É assim que escutará Ann, que após ser deixada pelo namorado, toma um vidro de removedor de esmaltes. Ela vive atormentada em busca de uma resposta que seu ex-namorado não pôde lhe dar: se até vinte dias atrás, ele a queria, o que aconteceu que agora não quer mais? Como isso é possível? É uma pergunta sobre o desejo, embora ela use a palavra felicidade. No telefonema em que Don a escuta, ela diz: “eu era uma pessoa feliz. (...). Quando somos felizes não nos damos conta, mas agora não tenho a pessoa que quero. Isso é injusto, deveríamos poder guardar um pouquinho da felicidade para o momento de não mais a termos, armazená-la como fazemos com os cereais em nossa despensa”.

Impossível armazenar a felicidade como cereais ou um pote de sorvete Häagen-Dazs, que ela busca ansiosamente no filme. O filme evidencia que o desejo está nas palavras.
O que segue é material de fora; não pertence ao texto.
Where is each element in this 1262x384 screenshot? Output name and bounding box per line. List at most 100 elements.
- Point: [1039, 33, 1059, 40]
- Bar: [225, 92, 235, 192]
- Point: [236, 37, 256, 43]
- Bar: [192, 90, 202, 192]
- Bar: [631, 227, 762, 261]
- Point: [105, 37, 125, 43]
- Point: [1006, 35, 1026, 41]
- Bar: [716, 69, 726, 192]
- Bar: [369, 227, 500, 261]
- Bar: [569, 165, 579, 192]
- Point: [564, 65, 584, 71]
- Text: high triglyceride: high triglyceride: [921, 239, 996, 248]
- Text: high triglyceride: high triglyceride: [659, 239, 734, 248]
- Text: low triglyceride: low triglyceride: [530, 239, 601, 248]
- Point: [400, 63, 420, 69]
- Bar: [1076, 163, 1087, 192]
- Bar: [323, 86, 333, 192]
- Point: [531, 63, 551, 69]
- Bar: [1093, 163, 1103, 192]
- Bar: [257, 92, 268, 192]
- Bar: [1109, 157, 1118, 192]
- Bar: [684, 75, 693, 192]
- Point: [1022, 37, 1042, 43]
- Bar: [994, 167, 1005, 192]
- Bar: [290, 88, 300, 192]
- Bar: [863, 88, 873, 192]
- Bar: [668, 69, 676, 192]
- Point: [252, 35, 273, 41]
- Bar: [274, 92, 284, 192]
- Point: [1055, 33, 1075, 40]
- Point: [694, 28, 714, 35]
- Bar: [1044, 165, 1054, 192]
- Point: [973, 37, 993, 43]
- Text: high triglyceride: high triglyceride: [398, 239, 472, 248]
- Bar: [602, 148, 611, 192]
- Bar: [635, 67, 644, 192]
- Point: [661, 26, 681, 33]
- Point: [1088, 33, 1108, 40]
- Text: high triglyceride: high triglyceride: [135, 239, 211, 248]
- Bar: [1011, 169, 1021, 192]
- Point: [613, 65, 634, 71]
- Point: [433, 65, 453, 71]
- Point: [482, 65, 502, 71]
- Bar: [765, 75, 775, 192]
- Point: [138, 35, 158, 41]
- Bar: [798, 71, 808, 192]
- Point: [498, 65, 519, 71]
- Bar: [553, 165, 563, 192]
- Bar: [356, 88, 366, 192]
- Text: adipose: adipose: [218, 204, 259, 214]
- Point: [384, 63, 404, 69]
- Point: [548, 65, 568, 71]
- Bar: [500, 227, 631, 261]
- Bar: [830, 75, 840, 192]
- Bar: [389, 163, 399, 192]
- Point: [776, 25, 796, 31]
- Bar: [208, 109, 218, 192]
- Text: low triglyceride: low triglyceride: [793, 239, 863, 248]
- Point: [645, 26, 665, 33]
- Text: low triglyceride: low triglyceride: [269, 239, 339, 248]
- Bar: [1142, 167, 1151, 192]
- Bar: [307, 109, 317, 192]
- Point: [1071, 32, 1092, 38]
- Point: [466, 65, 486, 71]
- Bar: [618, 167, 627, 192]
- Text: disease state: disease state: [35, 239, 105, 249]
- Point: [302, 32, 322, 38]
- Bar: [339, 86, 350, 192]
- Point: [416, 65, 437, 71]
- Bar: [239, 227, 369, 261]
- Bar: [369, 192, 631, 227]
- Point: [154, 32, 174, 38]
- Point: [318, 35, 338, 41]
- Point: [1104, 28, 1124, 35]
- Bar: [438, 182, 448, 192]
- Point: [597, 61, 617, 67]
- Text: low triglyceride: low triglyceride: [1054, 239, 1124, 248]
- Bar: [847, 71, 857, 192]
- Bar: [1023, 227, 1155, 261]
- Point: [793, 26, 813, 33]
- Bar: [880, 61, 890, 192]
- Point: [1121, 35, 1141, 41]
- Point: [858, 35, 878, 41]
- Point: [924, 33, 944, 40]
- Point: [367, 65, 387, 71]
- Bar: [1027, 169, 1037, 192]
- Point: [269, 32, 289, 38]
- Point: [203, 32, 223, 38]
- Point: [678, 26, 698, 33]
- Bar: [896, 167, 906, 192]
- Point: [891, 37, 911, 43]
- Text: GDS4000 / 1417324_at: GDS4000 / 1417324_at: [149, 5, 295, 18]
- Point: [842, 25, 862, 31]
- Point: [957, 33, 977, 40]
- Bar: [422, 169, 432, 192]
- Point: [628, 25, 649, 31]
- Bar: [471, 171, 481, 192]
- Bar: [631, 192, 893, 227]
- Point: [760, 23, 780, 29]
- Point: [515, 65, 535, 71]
Em uma loja, Don reconhecerá Ann como a moça que escutou pelas palavras – sua teoria sobre a injusta felicidade – e será ela a mulher que não tinha imaginado conhecer e que surge inesperadamente.

Ann grava um vídeo para seu ex-namorado em que faz o seguinte questionamento: “em que momento eu comecei a querer-te?” E a resposta: “no momento em que me ligou para dizer que me deixava. Nesse momento me lembrei do amor que sentia, da ternura, do sexo, da tua língua. Dei-me conta que o que sentia antes não era mais do que um simples reflexo do que é o amor. Descobri que não tinha te querido nunca”.

A mesma Ann que tinha definido a felicidade como impossível, agora começa a mostrar o porquê da impossibilidade: tem certeza do amor a partir do momento em que ele é perdido. Essa é a grandeza desse filme: mostrar que o caminho para a satisfação passa entre duas muralhas do impossível. Assim, duas personagens dizem, seguindo Santa Tereza: “há mais sofrimento pelas preces atendidas do que por aquelas que não o foram. Então, tens cuidado com o que pedes”.

 

*Andrea Brunetto é psicanalista e colaboradora do Lado B.